Comment by notpushkin

Comment by notpushkin 2 days ago

15 replies

My favourite thing about Anubis is that (in default configuration) it completely bypasses the actual challenge altogether if you set User-Agent header to curl.

E.g. if you open this in browser, you’ll get the challenge: https://code.ffmpeg.org/FFmpeg/FFmpeg/commit/13ce36fef98a3f4...

But if you run this, you get the page content straight away:

  curl https://code.ffmpeg.org/FFmpeg/FFmpeg/commit/13ce36fef98a3f4e6d8360c24d6b8434cbb8869b
I’m pretty sure this gets abused by AI scrapers a lot. If you’re running Anubis, take a moment to configure it properly, or better put together something that’s less annoying for your visitors like the OP.
rezonant 2 days ago

It only challenges user agents with Mozilla in their name by design, because user agents that do otherwise are already identifiable. If Anubis makes the bots change their user agents, it has done its job, as that traffic can now be addressed directly.

xena 2 days ago

This was a tactical decision I made in order to avoid breaking well-behaved automation that properly identifies itself. I have been mocked endlessly for it. There is no winning.

  • seba_dos1 2 days ago

    The winning condition does not need to consider people who write before they think.

  • ranger_danger a day ago

    How is a curl user-agent automatically a well-behaved automation?

    • fragmede a day ago

      One assumes it is a human, running curl manually, from the command line on a system they're authorized to use. It's not wget -r.

      • ranger_danger 14 hours ago

        Sounds like the perfect opportunity for bots to use the curl user-agent.
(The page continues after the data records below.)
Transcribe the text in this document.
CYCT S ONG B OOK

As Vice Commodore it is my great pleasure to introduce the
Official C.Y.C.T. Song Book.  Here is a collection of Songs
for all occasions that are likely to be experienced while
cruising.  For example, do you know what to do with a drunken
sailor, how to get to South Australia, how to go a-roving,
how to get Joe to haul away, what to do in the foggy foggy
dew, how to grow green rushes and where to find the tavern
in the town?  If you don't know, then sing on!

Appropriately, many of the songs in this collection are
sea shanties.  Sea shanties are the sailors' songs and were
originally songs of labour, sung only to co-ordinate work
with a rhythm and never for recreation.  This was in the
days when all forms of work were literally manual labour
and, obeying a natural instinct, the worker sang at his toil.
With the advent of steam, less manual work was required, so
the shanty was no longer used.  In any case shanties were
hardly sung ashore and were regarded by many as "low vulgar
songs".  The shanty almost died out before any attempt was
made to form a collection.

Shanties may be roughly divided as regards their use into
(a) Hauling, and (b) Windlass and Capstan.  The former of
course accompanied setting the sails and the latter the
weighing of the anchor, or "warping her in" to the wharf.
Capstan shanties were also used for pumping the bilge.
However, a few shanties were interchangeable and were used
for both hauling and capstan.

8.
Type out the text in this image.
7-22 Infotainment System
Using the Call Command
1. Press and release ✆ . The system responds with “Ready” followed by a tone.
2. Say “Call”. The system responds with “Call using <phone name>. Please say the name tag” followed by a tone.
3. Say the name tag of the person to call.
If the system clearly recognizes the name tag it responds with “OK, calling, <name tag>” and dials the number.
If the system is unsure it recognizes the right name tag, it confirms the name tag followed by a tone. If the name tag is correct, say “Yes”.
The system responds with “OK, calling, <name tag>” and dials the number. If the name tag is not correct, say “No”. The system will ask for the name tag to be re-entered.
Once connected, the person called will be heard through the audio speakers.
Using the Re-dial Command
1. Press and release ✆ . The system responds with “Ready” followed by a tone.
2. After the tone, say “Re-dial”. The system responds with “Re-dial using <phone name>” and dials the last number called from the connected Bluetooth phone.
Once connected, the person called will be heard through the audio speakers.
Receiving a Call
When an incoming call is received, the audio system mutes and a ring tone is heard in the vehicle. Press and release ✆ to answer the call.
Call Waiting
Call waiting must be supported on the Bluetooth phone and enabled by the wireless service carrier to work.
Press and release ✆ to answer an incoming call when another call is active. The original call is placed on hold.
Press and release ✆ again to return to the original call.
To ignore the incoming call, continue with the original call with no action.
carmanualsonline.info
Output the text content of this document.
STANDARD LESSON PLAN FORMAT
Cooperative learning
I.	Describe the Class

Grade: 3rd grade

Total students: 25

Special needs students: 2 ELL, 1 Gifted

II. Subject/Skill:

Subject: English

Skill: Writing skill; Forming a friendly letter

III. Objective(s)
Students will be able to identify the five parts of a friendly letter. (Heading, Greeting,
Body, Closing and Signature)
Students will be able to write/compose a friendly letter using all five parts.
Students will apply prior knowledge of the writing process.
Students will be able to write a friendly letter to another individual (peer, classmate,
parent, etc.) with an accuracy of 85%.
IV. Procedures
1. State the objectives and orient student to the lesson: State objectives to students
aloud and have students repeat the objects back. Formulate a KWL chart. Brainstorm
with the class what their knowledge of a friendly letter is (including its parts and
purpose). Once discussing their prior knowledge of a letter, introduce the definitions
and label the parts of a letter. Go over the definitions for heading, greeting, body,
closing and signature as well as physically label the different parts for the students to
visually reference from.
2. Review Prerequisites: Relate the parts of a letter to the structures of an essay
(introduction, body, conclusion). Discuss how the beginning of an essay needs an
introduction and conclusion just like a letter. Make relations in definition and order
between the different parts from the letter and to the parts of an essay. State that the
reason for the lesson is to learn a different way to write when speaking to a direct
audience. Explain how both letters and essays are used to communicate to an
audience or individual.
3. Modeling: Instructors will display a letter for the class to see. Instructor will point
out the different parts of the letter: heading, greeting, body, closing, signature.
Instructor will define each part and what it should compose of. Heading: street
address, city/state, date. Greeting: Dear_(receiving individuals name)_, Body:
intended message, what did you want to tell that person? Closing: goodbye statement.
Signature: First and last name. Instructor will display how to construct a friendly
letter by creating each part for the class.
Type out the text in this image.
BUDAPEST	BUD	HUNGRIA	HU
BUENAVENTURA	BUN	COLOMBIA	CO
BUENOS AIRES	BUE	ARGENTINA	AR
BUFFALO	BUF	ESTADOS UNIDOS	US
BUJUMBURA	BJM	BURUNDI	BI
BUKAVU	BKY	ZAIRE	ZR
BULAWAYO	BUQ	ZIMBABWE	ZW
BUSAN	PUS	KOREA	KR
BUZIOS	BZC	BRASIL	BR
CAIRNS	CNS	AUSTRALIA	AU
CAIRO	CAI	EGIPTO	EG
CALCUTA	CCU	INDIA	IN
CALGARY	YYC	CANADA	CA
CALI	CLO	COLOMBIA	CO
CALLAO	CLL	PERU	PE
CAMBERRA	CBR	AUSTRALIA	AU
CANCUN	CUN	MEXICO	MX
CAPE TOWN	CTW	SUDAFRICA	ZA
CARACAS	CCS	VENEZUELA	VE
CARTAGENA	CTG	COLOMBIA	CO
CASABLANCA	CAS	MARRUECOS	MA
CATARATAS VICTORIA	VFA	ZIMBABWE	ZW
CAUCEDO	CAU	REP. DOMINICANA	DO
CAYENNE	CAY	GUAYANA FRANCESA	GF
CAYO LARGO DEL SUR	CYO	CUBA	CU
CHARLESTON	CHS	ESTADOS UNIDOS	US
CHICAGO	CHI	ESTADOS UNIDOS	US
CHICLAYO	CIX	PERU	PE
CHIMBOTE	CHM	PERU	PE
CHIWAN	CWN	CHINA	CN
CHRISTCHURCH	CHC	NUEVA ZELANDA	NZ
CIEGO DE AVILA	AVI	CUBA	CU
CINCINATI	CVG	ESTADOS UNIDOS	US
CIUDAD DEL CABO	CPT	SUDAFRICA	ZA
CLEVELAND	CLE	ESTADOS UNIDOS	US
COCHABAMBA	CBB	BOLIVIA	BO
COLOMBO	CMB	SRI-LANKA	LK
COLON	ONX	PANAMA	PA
How do we know they're not already doing this?

        • fragmede 14 hours ago

          We don’t but now that we’ve talked about it publicly on the Internet they’re gonna start doing that. I'm sure they previously were, but now we've gone and told them, uh yeah.

seba_dos1 2 days ago

> I’m pretty sure this gets abused by AI scrapers a lot.

In practice, it hasn't been an issue for many months now, so I'm not sure why you're so sure. Disabling Anubis takes servers down; allowing curl bypass does not. What makes you assume that aggressive scrapers that don't want to identify themselves as bots will willingly identify themselves as bots in the first place?